Chip Sullivan is on a mission to inject a dose of magic and mystery into the study of landscape design.
Sullivan, FASLA, is a professor of landscape architecture and environmental planning at the University of California, Berkeley. His philosophy as an educator builds on his artistic training and is rooted in his belief that art and creativity are missing in the practice of environmental design.
As a graduate student in landscape architecture, I both learned from and taught with Sullivan throughout my time at Berkeley. Here are four lessons Sullivan instills in every landscape student:
1. Always, always, always bring a sketch book
Sullivan’s first lesson to all of his students is never, under any circumstances, leave home or the studio without a sketchbook. Sullivan is an avid sketch artist, making copious drawings not only in the field but during meetings, lectures and conversations. Sullivan believes documenting the landscape through sketch is crucial to understanding place and ecological systems.
Doodling during class is not only acceptable, it’s required. Sullivan tells students to sketch non-stop, encouraging them to draw slides and illustrates their thoughts, during his lectures.
Megan Bradley, a long-time student of Sullivan’s, from undergrad into Berkeley’s graduate landscape program, said this mantra has stuck with her through the years. “One of the most important things Chip taught me was to always bring a sketchbook with me everywhere I go. Now it’s a lifestyle!,” she said.
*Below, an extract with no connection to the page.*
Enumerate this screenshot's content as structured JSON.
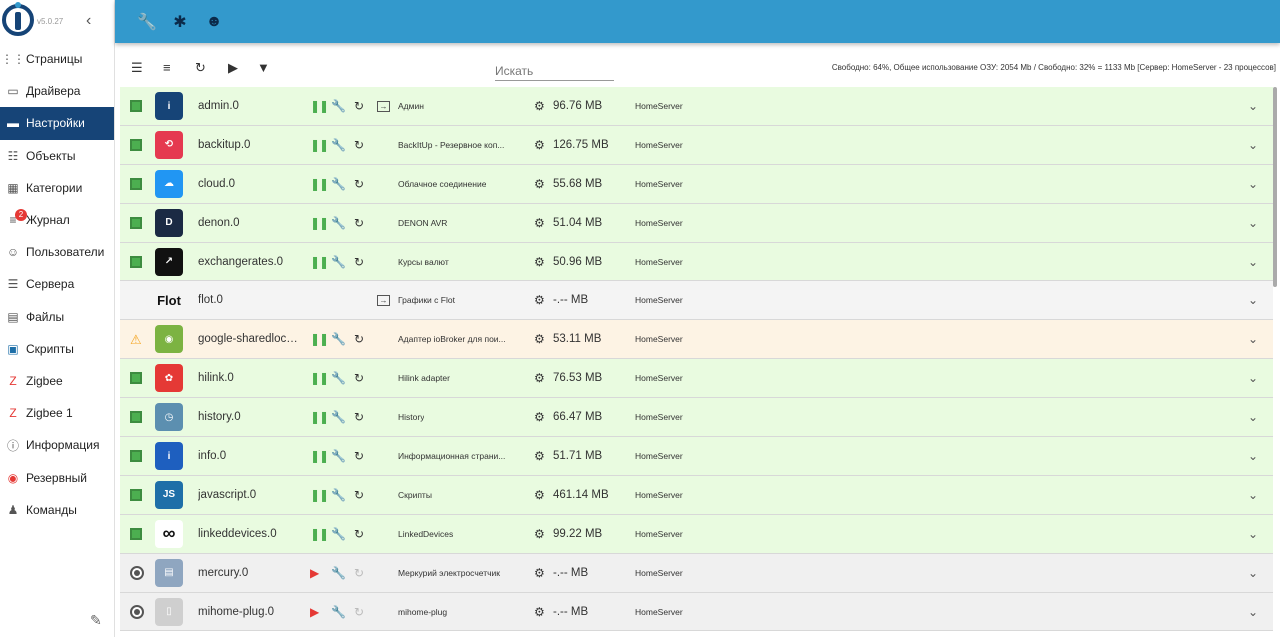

2. Use art to explore sustainability
In his course “Drawing a Green Future,” undergraduates from all backgrounds and fields of study at Berkeley learn basic drawing conventions, through unconventional techniques, as a way to explore issues in environmental design and sustainability.
This is many students first design course. As such, Sullivan embraces an iterative, imperfect learning process, using a range of drawing materials (like sticks!) and exercises that shift focus from artistic talent to allow all students to tap into their own creative process.
Sullivan teaches plan, section, and perspective through sketch, watercolor, and building models and dioramas. The course shows how people move through space — with exercises on drawing the human figure through cartoon, which is his expertise, and sketching from live models.
3. Document your design process
Sullivan’s teaching focuses on telling a story through design and documenting the creative process. A cartoonist who has been deeply inspired by film, his students use story boarding as a way to think through how user might experience a space and capture the process through a mix of art and media.
The studio “Energy, Fantasy and Form,” taught students how to incorporate sustainable and low-energy elements into a design. In their final project, students created series of stop-motion videos to document their design of a green wall on campus. Brandon Yip, an undergraduate in his final year of study, was a student in this class as well as multiple others throughout his time at Berkeley.
Yip said that in Sullivan’s classes, “we learn that landscape architecture is beyond singular reality. We learn to think about spaces in a multidimensional, omnipresent way, unlocking our mind to the possibility of the overseen and under-appreciated.”
Solar Boulder / Brandon Yip
4. Let your interests guide your practice
Where his students go, Sullivan follows with unwitting encouragement and positivity.
Sullivan’s personality and distinctive interests have shaped his career as a designer and teacher. He encourages students to allow their passions to do the same.
Sullivan got his start in the field at Sasaki Associates as a landscape architect and planner, before transitioning to academia at Berkeley where he’s taught a variety of subjects within the College of Environmental Design — from design studios to seminars.
In his decades of teaching, Sullivan has written five books on drawing, cartooning, and unconventional means of understanding, visualizing, and teaching landscape architecture. In his latest book, Cartooning the Landscape, Sullivan explores relationships between art, nature and environmental consciousness in an inventive, visual narrative style.
He is interested in landscape as a form of enlightenment and transformation and has embedded this interest into Berkeley’s graduate curriculum. In 2016, Sullivan orchestrated a session “Do Landscapes Dream? Alchemy, Voodoo and Spirits of Place” at the ASLA Annual Meeting in New Orleans.
He expanded this topic into a seminar, reviving professor emeritus Randy Hester’s Sacred Landscapes course, where students explore ideas of “sacredness” in the landscape through a series of design projects. The seminar explores sites that illicit deep emotional connections through weekly drawings exercises that encourage students to approach design as a work of art and cultural experience.